In the meantime, Siemens came to see the United States as a promising market for the gas turbines it was making in Germany and China. A third of the nation’s coal-fired power plants are more than 50 years old, and many are being replaced by natural gas. North Carolina’s Duke Energy would be a big customer.
Charlotte had other advantages. The state-funded Central Piedmont Community College added a mechatronics program aimed at producing a stream of technical workers. Duke Energy helped finance an energy program within the engineering school at the University of North Carolina at Charlotte, to which Siemens contributed $4 million.
State and local officials kicked in millions of dollars in tax rebates to land Project Cardinal. The state also offered $3 million to provide customized training to workers at the new plant.
More than 9,000 people applied for the jobs; 4,700 were evaluated at state expense, starting with a career readiness test that measured math and reading skills. Those who needed extra help were offered free classes at the community college.
Crane operator Harley Alwran, 35, was among the hires. After working on contract most of his career, Alwran was grateful to settle into a steady job with full benefits, including a Christmas bonus.
“I’ve never had paid vacations, holidays off or a company willing to put my whole family on health insurance in my life,” he said during a recent break.
With the plant fully staffed, Siemens is taking advantage of Charlotte’s revamped education system to build a pipeline of workers for the future. Estevan Torres, 18, once had plans to become a dentist.

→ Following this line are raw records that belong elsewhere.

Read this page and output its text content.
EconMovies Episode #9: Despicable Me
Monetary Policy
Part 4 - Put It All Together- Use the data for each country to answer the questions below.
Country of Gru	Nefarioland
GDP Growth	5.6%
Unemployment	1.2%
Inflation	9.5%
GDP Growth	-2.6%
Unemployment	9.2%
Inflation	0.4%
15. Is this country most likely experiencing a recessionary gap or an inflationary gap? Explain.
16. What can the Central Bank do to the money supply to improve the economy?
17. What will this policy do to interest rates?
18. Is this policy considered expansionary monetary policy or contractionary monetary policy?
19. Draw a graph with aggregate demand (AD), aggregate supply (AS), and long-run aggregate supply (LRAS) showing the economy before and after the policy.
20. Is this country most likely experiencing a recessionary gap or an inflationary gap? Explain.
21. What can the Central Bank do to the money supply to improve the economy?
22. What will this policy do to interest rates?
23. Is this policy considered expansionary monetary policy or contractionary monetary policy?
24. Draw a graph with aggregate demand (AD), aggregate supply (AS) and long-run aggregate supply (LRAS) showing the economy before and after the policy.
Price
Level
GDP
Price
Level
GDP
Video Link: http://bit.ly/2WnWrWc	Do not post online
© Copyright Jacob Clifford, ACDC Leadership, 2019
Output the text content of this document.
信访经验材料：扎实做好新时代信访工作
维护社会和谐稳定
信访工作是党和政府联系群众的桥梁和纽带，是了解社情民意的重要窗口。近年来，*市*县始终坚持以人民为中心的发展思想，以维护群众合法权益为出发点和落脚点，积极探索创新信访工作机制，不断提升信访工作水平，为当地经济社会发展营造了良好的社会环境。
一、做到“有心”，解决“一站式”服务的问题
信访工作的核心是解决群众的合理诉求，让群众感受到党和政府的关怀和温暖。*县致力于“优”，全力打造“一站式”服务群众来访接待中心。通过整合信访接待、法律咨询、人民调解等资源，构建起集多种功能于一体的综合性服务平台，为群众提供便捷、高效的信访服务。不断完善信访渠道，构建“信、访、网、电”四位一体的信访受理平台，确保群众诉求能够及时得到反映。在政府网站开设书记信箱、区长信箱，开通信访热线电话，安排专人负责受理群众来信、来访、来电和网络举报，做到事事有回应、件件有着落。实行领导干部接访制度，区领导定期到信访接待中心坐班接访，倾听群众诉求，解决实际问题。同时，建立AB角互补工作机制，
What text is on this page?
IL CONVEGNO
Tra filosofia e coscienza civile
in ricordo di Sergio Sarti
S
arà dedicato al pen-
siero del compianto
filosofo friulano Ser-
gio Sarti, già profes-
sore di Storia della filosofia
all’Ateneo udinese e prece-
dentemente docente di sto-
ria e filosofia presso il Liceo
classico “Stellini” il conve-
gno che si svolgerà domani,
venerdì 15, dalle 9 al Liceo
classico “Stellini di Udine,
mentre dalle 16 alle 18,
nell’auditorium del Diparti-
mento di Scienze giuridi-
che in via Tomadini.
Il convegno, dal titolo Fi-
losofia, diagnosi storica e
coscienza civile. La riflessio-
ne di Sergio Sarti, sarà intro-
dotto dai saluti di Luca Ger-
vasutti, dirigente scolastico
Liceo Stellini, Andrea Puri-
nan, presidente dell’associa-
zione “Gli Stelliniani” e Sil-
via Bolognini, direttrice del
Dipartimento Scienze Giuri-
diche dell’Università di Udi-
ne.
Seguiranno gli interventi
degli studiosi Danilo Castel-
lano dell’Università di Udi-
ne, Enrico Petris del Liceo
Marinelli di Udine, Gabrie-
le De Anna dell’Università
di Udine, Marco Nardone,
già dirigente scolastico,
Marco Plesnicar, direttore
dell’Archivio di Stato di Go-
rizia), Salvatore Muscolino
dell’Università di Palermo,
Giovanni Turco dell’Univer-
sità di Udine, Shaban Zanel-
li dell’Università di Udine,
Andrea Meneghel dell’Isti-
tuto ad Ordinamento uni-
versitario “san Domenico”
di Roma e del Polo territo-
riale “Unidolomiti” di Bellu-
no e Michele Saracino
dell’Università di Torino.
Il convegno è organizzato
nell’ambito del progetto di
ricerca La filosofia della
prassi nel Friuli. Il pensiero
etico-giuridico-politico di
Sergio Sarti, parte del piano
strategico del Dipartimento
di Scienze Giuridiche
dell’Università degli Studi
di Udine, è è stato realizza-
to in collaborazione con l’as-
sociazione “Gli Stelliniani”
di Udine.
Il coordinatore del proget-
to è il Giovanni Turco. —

But a high school counselor steered him toward a three-year apprenticeship at Siemens, which is paying him $9 an hour and financing his two-year degree at Central Piedmont.
For Spiegel, the Siemens chief executive, job creation is not as complicated as rocket science but it does require a public commitment.
“If you read all the studies about what it’s going to take for the U.S. to grow, it’s really about two things,” he said. “Modernizing the infrastructure and retooling the education system. Those are the two big keys to creating more-productive, higher-paying jobs.”